You setup nginx in front of Apache (or whatever else) and it will take care of holding open the concurrent connections. You just respond with payload by sending data to an internal address which you could do with a background job or just have the messages fired off to people that were waiting whenever the new requests come in. This keeps PHP processes from sitting open during long polling.

This is not exclusive to PHP and can be done using nginx with any backend language. The concurrent open connections load is equal to Node.js so the biggest perk is that it gets you out of NEEDING Node for something like this.

You see a lot of other people mentioning other language libraries for accomplishing long polling and that's with good reason. PHP is just not well built for this type of behavior naturally.

4
votes

Why not consider the web sockets instead of long polling? They are much efficient and easy to setup. However they are supported only in modern browsers. Here is a quick reference.

3
votes

The WS-I group published something called "Reliable Secure Profile" that has a Glass Fish and .NET implementation that apparently inter-operate well.

With any luck there is a Javascript implementation out there as well.

There is also a Silverlight implementation that uses HTTP Duplex. You can connect javascript to the Silverlight object to get callbacks when a push occurs.

There are also commercial paid versions as well.

2
votes

For a ASP.NET MVC implementation, look at SignalR which is available on NuGet.. note that the NuGet is often out of date from the Git source which gets very frequent commits.

Read more about SignalR on a blog on by Scott Hanselman

2
votes

You can try icomet(https://github.com/ideawu/icomet), a C1000K C++ comet server built with libevent. icomet also provides a JavaScript library, it is easy to use as simple as

var comet = new iComet({
    sign_url: 'http://' + app_host + '/sign?obj=' + obj,
    sub_url: 'http://' + icomet_host + '/sub',
    callback: function(msg){
        // on server push
        alert(msg.content);
    }
});

icomet supports a wide range of Browsers and OSes, including Safari(iOS, Mac), IEs(Windows), Firefox, Chrome, etc.

0
votes

Simplest NodeJS

const http = require('http');

const server = http.createServer((req, res) => {
  SomeVeryLongAction(res);
});

server.on('clientError', (err, socket) => {
  socket.end('HTTP/1.1 400 Bad Request\r\n\r\n');
});

server.listen(8000);

// the long running task - simplified to setTimeout here
// but can be async, wait from websocket service - whatever really
function SomeVeryLongAction(response) {
  setTimeout(response.end, 10000);
}

Production wise scenario in Express for exmaple you would get response in the middleware. Do you what you need to do, can scope out all of the long polled methods to Map or something (that is visible to other flows), and invoke <Response> response.end() whenever you are ready. There is nothing special about long polled connections. Rest is just how you normally structure your application.

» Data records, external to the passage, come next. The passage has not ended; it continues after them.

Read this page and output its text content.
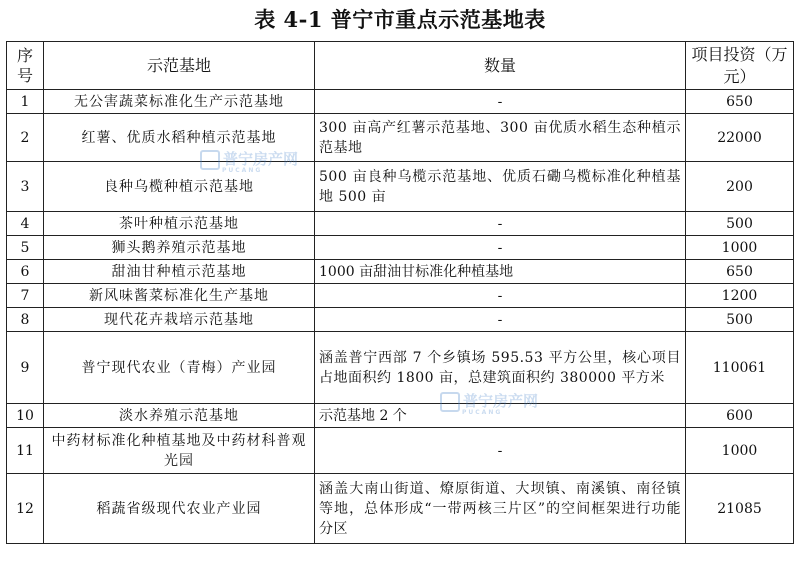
表 4-1 普宁市重点示范基地表
序号	示范基地	数量	项目投资（万元）
1	无公害蔬菜标准化生产示范基地	-	650
2	红薯、优质水稻种植示范基地	300 亩高产红薯示范基地、300 亩优质水稻生态种植示范基地	22000
3	良种乌榄种植示范基地	500 亩良种乌榄示范基地、优质石磡乌榄标准化种植基地 500 亩	200
4	茶叶种植示范基地	-	500
5	狮头鹅养殖示范基地	-	1000
6	甜油甘种植示范基地	1000 亩甜油甘标准化种植基地	650
7	新风味酱菜标准化生产基地	-	1200
8	现代花卉栽培示范基地	-	500
9	普宁现代农业（青梅）产业园	涵盖普宁西部 7 个乡镇场 595.53 平方公里，核心项目占地面积约 1800 亩，总建筑面积约 380000 平方米	110061
10	淡水养殖示范基地	示范基地 2 个	600
11	中药材标准化种植基地及中药材科普观光园	-	1000
12	稻蔬省级现代农业产业园	涵盖大南山街道、燎原街道、大坝镇、南溪镇、南径镇等地，总体形成“一带两核三片区”的空间框架进行功能分区	21085
普宁房产网
PUCANG
普宁房产网
PUCANG
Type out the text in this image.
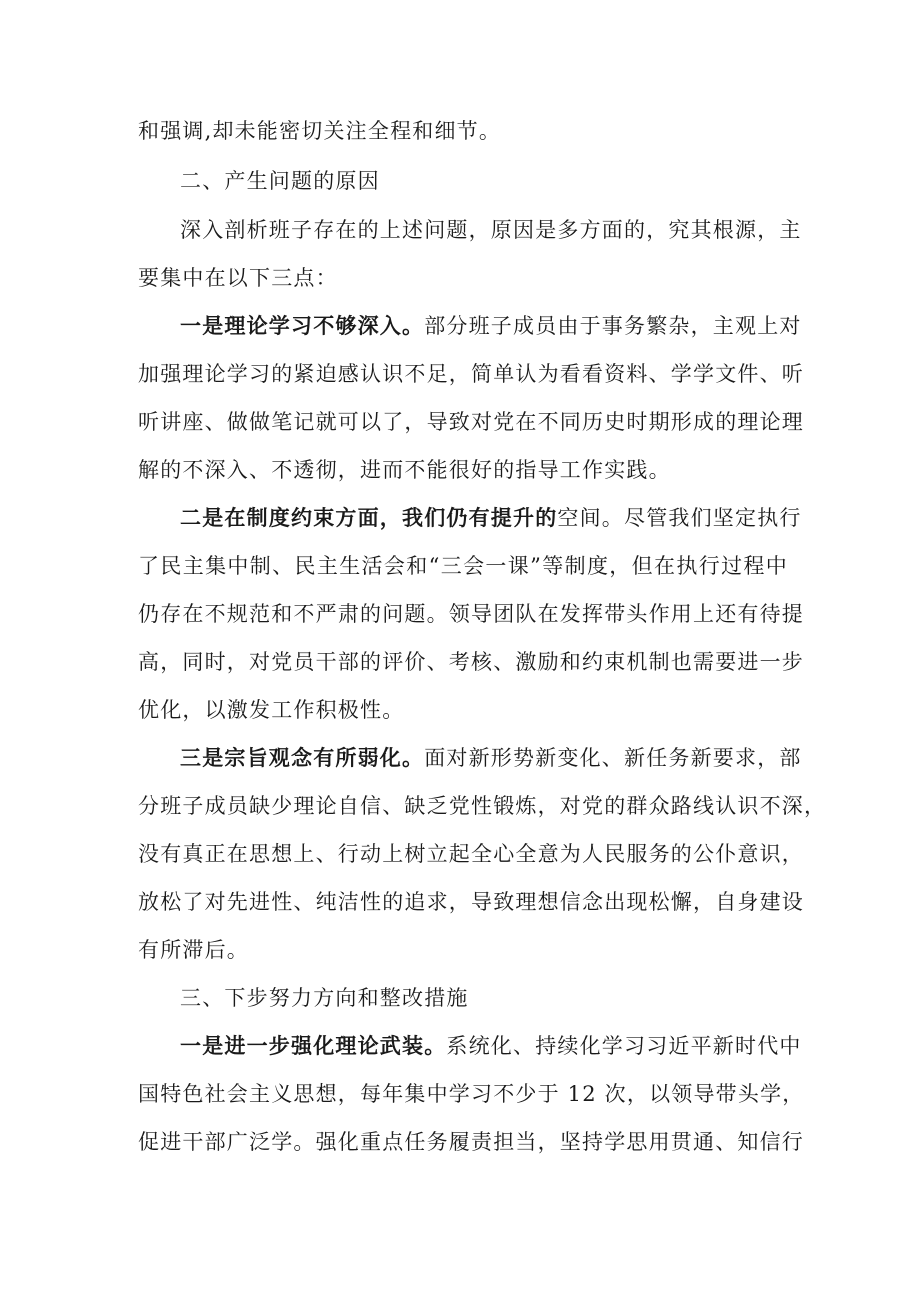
和强调,却未能密切关注全程和细节。
二、产生问题的原因
深入剖析班子存在的上述问题，原因是多方面的，究其根源，主
要集中在以下三点：
一是理论学习不够深入。部分班子成员由于事务繁杂，主观上对
加强理论学习的紧迫感认识不足，简单认为看看资料、学学文件、听
听讲座、做做笔记就可以了，导致对党在不同历史时期形成的理论理
解的不深入、不透彻，进而不能很好的指导工作实践。
二是在制度约束方面，我们仍有提升的空间。尽管我们坚定执行
了民主集中制、民主生活会和“三会一课”等制度，但在执行过程中
仍存在不规范和不严肃的问题。领导团队在发挥带头作用上还有待提
高，同时，对党员干部的评价、考核、激励和约束机制也需要进一步
优化，以激发工作积极性。
三是宗旨观念有所弱化。面对新形势新变化、新任务新要求，部
分班子成员缺少理论自信、缺乏党性锻炼，对党的群众路线认识不深，
没有真正在思想上、行动上树立起全心全意为人民服务的公仆意识，
放松了对先进性、纯洁性的追求，导致理想信念出现松懈，自身建设
有所滞后。
三、下步努力方向和整改措施
一是进一步强化理论武装。系统化、持续化学习习近平新时代中
国特色社会主义思想，每年集中学习不少于 12 次，以领导带头学，
促进干部广泛学。强化重点任务履责担当，坚持学思用贯通、知信行
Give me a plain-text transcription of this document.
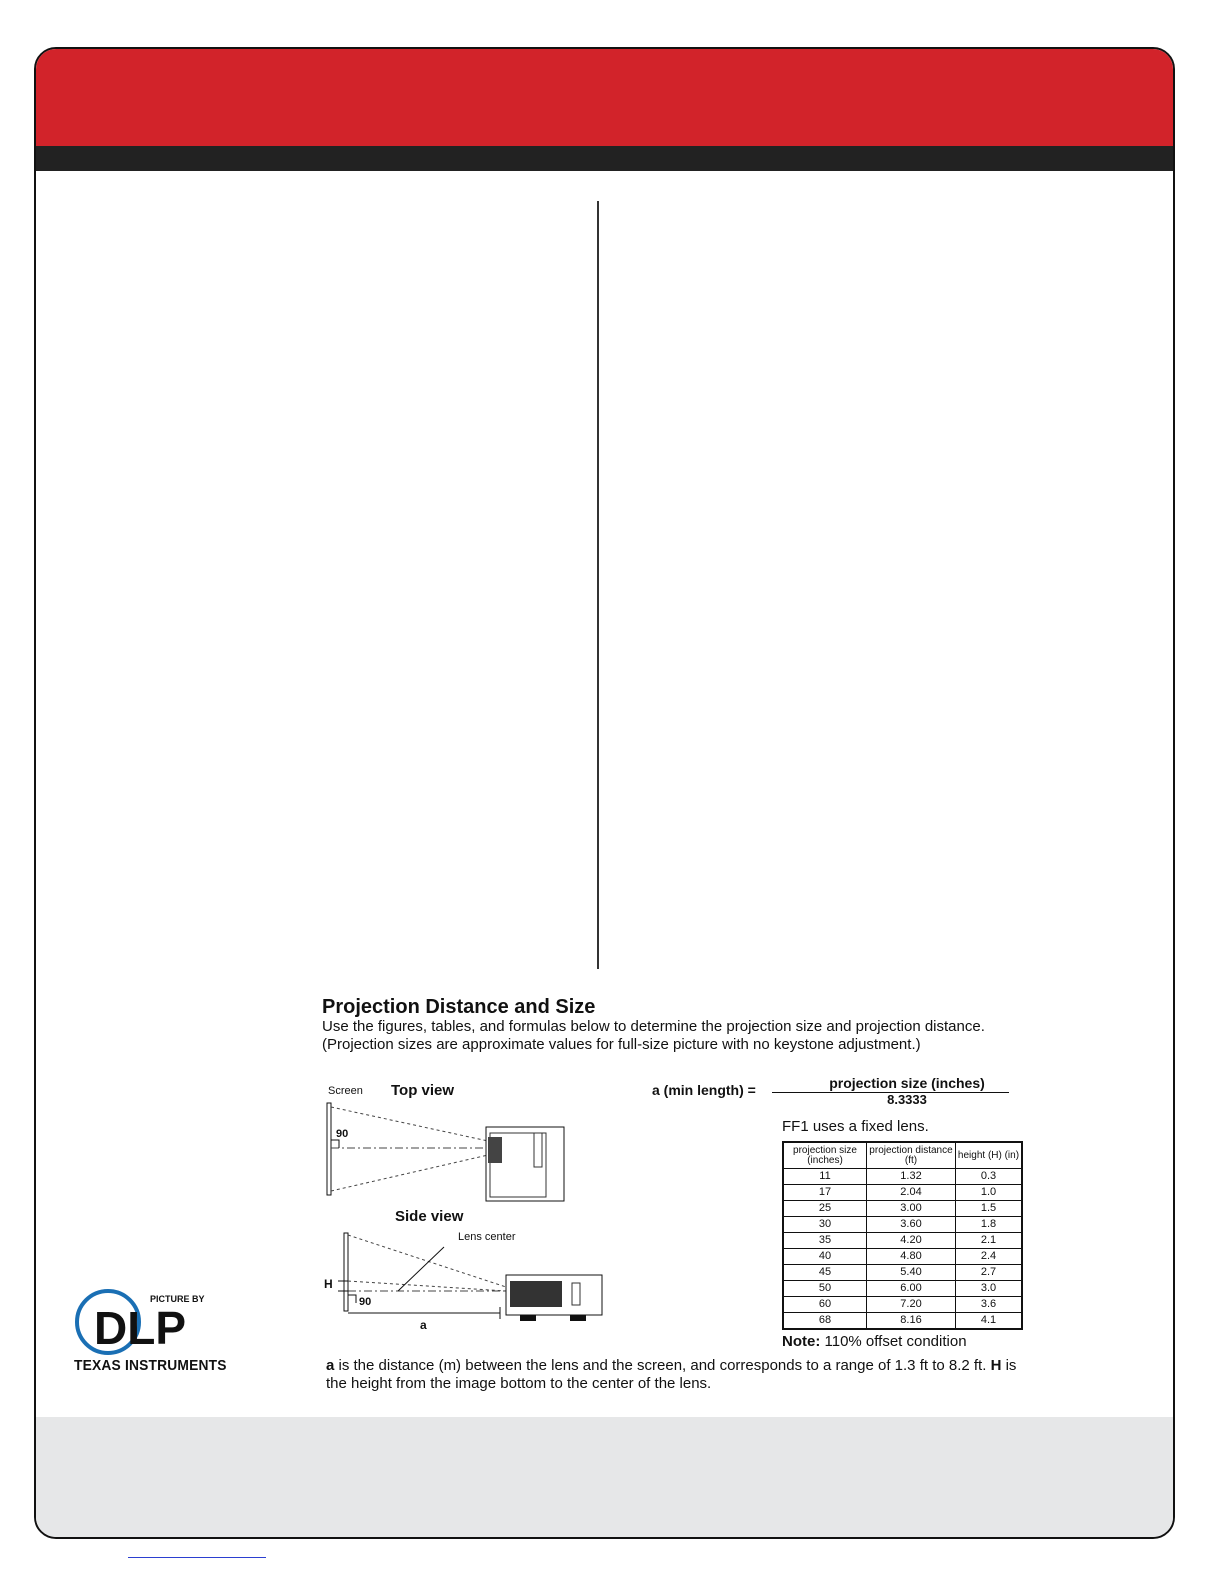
PICTURE BY
DLP
TEXAS INSTRUMENTS
Projection Distance and Size

Use the figures, tables, and formulas below to determine the projection size and projection distance. (Projection sizes are approximate values for full-size picture with no keystone adjustment.)

Screen Top view
90
Side view
Lens center
H
90
a
a (min length) =	projection size (inches)
8.3333
FF1 uses a fixed lens.
projection size (inches)	projection distance (ft)	height (H) (in)
11	1.32	0.3
17	2.04	1.0
25	3.00	1.5
30	3.60	1.8
35	4.20	2.1
40	4.80	2.4
45	5.40	2.7
50	6.00	3.0
60	7.20	3.6
68	8.16	4.1
Note: 110% offset condition

a is the distance (m) between the lens and the screen, and corresponds to a range of 1.3 ft to 8.2 ft. H is the height from the image bottom to the center of the lens.
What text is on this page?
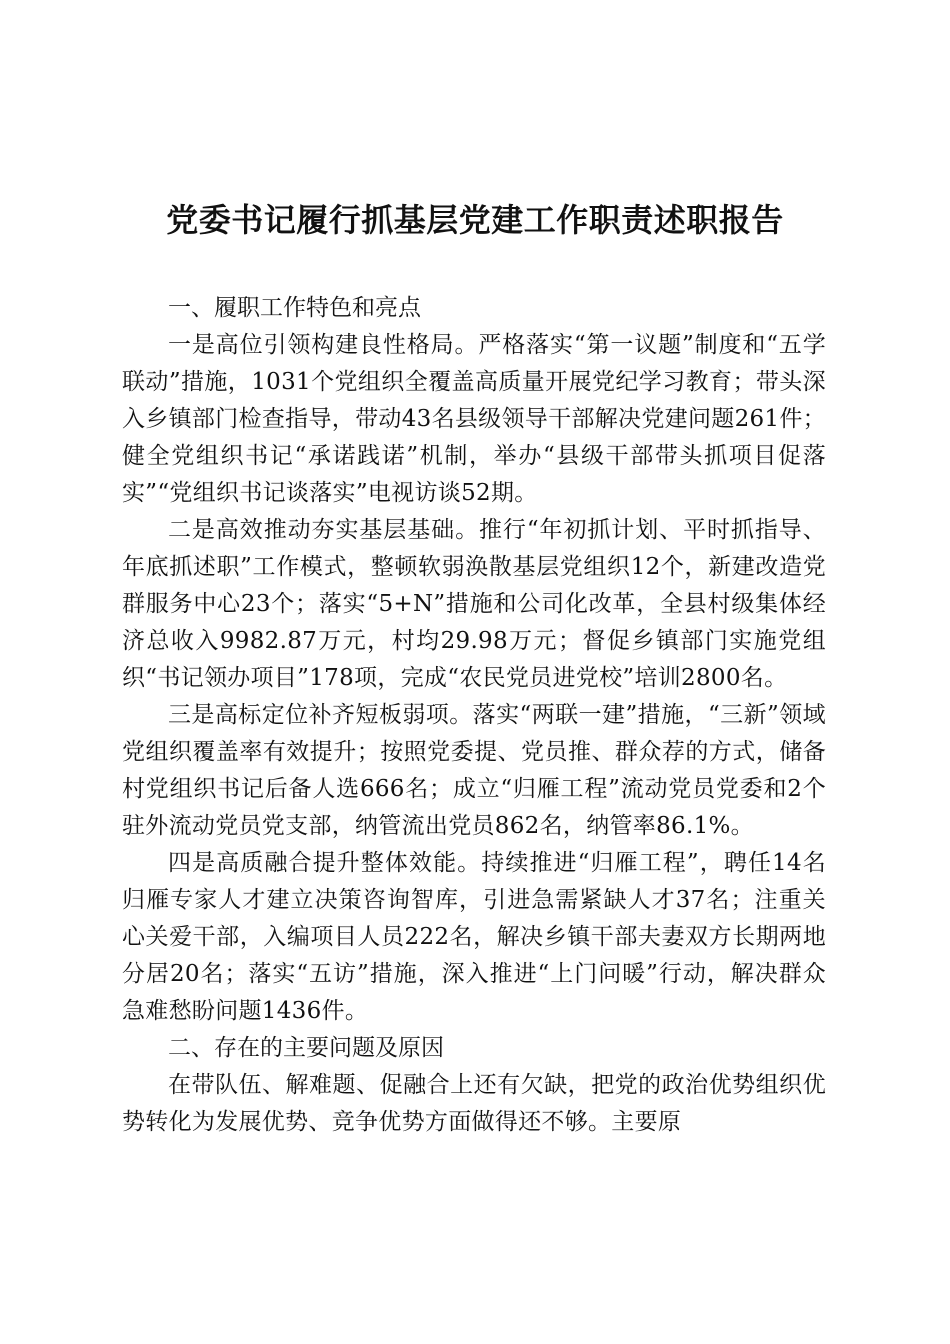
党委书记履行抓基层党建工作职责述职报告
一、履职工作特色和亮点

一是高位引领构建良性格局。严格落实“第一议题”制度和“五学联动”措施，1031个党组织全覆盖高质量开展党纪学习教育；带头深入乡镇部门检查指导，带动43名县级领导干部解决党建问题261件；健全党组织书记“承诺践诺”机制，举办“县级干部带头抓项目促落实”“党组织书记谈落实”电视访谈52期。

二是高效推动夯实基层基础。推行“年初抓计划、平时抓指导、年底抓述职”工作模式，整顿软弱涣散基层党组织12个，新建改造党群服务中心23个；落实“5+N”措施和公司化改革，全县村级集体经济总收入9982.87万元，村均29.98万元；督促乡镇部门实施党组织“书记领办项目”178项，完成“农民党员进党校”培训2800名。

三是高标定位补齐短板弱项。落实“两联一建”措施，“三新”领域党组织覆盖率有效提升；按照党委提、党员推、群众荐的方式，储备村党组织书记后备人选666名；成立“归雁工程”流动党员党委和2个驻外流动党员党支部，纳管流出党员862名，纳管率86.1%。

四是高质融合提升整体效能。持续推进“归雁工程”，聘任14名归雁专家人才建立决策咨询智库，引进急需紧缺人才37名；注重关心关爱干部，入编项目人员222名，解决乡镇干部夫妻双方长期两地分居20名；落实“五访”措施，深入推进“上门问暖”行动，解决群众急难愁盼问题1436件。

二、存在的主要问题及原因

在带队伍、解难题、促融合上还有欠缺，把党的政治优势组织优势转化为发展优势、竞争优势方面做得还不够。主要原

If you dont know what i mean by scoping out, this should give you idea

const http = require('http');
var responsesArray = [];

const server = http.createServer((req, res) => {
  // not dealing with connection
  // put it on stack (array in this case)
  responsesArray.push(res);
  // end this is where normal api flow ends
});

server.on('clientError', (err, socket) => {
  socket.end('HTTP/1.1 400 Bad Request\r\n\r\n');
});

// and eventually when we are ready to resolve
// that if is there just to ensure you actually 
// called endpoint before the timeout kicks in
function SomeVeryLongAction() {
  if ( responsesArray.length ) {
    let localResponse = responsesArray.shift();
    localResponse.end();
  }
}

// simulate some action out of endpoint flow
setTimeout(SomeVeryLongAction, 10000);
server.listen(8000);

As you see, you could really respond to all connections, one, do whatever you want. There is id for every request so you should be able to use map and access specific out of api call.